Judgment, Supreme Court, New York County (Renee White, J.), rendered November 15, 1990, convicting defendant, after a jury trial, of attempted robbery in the first degree and attempted robbery in the second degree, and sentencing him, as a second violent felony offender, to concurrent terms of IVz to 15 years and 3 Vi to 7 years, respectively, unanimously affirmed.
Defendant and an accomplice were apprehended by police officers who observed bystanders chasing defendant after the two had robbed complainant at knifepoint. The knife was recovered from the defendant by an officer who saw him attempt to throw it away.

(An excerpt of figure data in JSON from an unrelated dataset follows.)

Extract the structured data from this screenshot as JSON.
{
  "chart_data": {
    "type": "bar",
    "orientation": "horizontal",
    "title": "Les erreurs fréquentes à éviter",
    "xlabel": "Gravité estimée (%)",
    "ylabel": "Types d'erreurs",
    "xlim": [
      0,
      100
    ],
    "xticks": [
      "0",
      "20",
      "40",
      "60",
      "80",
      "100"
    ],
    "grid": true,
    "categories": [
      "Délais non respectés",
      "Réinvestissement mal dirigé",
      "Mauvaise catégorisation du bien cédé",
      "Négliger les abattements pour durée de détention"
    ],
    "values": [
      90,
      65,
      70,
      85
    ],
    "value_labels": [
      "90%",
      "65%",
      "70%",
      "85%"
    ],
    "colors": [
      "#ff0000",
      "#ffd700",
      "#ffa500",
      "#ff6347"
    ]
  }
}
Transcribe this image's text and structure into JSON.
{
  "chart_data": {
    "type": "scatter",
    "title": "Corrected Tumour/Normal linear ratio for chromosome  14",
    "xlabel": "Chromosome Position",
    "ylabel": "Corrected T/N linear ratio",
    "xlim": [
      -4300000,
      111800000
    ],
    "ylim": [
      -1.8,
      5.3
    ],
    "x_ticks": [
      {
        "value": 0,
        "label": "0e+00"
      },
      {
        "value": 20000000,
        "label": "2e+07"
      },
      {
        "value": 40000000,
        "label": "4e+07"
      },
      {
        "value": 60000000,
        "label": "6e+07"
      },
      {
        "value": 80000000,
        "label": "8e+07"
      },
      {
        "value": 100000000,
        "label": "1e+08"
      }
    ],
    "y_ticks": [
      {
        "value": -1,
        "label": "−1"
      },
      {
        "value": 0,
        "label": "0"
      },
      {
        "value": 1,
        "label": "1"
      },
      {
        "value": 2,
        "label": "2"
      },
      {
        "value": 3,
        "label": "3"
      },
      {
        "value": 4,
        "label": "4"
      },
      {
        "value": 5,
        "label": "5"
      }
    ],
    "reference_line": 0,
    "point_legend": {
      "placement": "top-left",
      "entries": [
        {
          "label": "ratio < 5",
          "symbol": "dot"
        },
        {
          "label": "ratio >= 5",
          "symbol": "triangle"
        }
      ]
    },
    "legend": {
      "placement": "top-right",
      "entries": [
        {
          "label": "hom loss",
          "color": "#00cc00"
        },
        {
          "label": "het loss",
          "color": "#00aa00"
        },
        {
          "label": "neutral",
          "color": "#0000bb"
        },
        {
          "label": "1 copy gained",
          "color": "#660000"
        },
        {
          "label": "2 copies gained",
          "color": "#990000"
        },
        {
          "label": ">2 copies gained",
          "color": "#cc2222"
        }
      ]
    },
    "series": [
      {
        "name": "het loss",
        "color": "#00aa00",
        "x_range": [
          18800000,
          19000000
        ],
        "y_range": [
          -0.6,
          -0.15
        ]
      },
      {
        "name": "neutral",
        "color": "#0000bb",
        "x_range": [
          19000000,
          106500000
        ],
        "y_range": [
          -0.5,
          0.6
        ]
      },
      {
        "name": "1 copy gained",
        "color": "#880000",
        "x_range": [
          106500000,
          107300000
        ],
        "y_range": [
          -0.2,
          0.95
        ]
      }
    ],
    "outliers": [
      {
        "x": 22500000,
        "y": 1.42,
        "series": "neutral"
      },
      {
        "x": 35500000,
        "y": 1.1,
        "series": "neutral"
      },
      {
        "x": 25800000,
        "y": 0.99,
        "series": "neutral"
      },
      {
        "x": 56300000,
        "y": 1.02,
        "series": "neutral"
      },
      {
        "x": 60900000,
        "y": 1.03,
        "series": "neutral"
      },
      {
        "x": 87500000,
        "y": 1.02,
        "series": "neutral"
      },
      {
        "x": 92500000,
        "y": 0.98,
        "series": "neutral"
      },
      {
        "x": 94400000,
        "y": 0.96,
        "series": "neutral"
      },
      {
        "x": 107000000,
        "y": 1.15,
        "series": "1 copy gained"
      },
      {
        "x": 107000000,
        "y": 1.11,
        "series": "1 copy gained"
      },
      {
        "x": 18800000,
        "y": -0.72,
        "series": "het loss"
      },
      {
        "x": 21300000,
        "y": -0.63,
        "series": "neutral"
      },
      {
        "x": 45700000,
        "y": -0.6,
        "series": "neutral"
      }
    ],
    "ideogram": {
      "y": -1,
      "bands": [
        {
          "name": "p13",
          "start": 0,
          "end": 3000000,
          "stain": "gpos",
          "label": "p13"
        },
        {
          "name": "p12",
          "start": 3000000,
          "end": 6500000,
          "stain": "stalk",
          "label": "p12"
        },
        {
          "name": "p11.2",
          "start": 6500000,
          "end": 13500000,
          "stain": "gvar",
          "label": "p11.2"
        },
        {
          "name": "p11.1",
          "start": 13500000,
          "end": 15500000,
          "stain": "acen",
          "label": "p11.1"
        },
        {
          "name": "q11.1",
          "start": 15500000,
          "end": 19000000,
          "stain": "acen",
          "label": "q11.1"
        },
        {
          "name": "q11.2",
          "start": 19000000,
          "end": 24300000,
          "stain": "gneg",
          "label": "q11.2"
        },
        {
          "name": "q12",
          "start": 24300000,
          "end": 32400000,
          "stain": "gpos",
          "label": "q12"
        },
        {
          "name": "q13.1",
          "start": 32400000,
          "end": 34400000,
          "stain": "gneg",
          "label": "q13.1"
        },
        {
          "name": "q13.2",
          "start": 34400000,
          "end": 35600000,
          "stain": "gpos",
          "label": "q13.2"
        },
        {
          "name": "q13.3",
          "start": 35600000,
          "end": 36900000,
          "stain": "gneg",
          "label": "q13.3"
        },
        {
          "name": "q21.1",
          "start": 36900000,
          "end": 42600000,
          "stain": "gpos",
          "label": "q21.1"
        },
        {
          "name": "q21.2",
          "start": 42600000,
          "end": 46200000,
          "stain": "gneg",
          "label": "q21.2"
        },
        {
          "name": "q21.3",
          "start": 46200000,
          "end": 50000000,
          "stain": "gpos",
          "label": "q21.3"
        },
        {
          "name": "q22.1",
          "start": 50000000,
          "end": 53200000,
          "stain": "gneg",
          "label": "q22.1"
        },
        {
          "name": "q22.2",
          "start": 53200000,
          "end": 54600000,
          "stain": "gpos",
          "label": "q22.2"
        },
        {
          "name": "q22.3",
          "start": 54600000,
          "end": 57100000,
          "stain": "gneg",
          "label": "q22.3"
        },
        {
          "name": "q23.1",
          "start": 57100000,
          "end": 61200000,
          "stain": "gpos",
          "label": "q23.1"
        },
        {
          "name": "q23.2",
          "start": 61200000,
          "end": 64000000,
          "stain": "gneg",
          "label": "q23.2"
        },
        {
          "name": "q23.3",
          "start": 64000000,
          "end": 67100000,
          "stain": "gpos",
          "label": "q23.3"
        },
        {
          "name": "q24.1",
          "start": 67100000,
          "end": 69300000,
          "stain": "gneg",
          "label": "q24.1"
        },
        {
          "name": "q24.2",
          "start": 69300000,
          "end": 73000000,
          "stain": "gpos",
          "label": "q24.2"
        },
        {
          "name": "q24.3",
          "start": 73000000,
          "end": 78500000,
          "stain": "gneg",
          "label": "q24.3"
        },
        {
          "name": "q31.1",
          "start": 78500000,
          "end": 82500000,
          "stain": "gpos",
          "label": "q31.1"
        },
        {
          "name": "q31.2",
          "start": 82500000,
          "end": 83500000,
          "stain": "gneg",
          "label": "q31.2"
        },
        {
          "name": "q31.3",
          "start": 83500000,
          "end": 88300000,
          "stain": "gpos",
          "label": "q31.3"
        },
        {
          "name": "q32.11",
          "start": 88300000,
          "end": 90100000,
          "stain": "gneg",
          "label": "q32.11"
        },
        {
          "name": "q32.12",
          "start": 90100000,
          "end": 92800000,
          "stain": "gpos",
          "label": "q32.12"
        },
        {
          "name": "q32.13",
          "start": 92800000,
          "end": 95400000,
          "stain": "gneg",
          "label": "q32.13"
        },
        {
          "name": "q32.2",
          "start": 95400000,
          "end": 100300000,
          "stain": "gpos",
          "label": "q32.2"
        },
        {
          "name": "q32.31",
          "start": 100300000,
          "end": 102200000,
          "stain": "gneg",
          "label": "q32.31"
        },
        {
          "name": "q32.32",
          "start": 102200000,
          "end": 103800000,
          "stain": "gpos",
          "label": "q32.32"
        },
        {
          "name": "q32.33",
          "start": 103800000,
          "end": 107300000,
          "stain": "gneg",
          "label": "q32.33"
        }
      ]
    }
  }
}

The prosecutor’s cross-examination of defendant on his interview with the Criminal Justice Agency was proper, limited as it was to defendant’s refusal to disclose where he lived and worked, questions which had a bearing on his credibility and *569which he readily answered at the trial. Nor did the prosecutor’s summation deprive defendant of a fair trial, the challenged comments for the most part being fair response to argument advanced by defense counsel (see, People v Revell, 172 AD2d 356, 357, lv denied 78 NY2d 972), and prejudice otherwise having been avoided by the court’s rulings on the objections of each side to the other’s summations (see, People v Galloway, 54 NY2d 396). In any event, any prosecutorial misconduct was harmless in view of the overwhelming evidence of guilt. Finally, the sentence, although the maximum for a predicate violent felony offender, was substantially less than could have been imposed had defendant been sentenced as a persistent felony offender, and for this and other reasons cannot be viewed as excessive. Concur—Sullivan, J. P., Carro, Wallach, Asch and Rubin, JJ.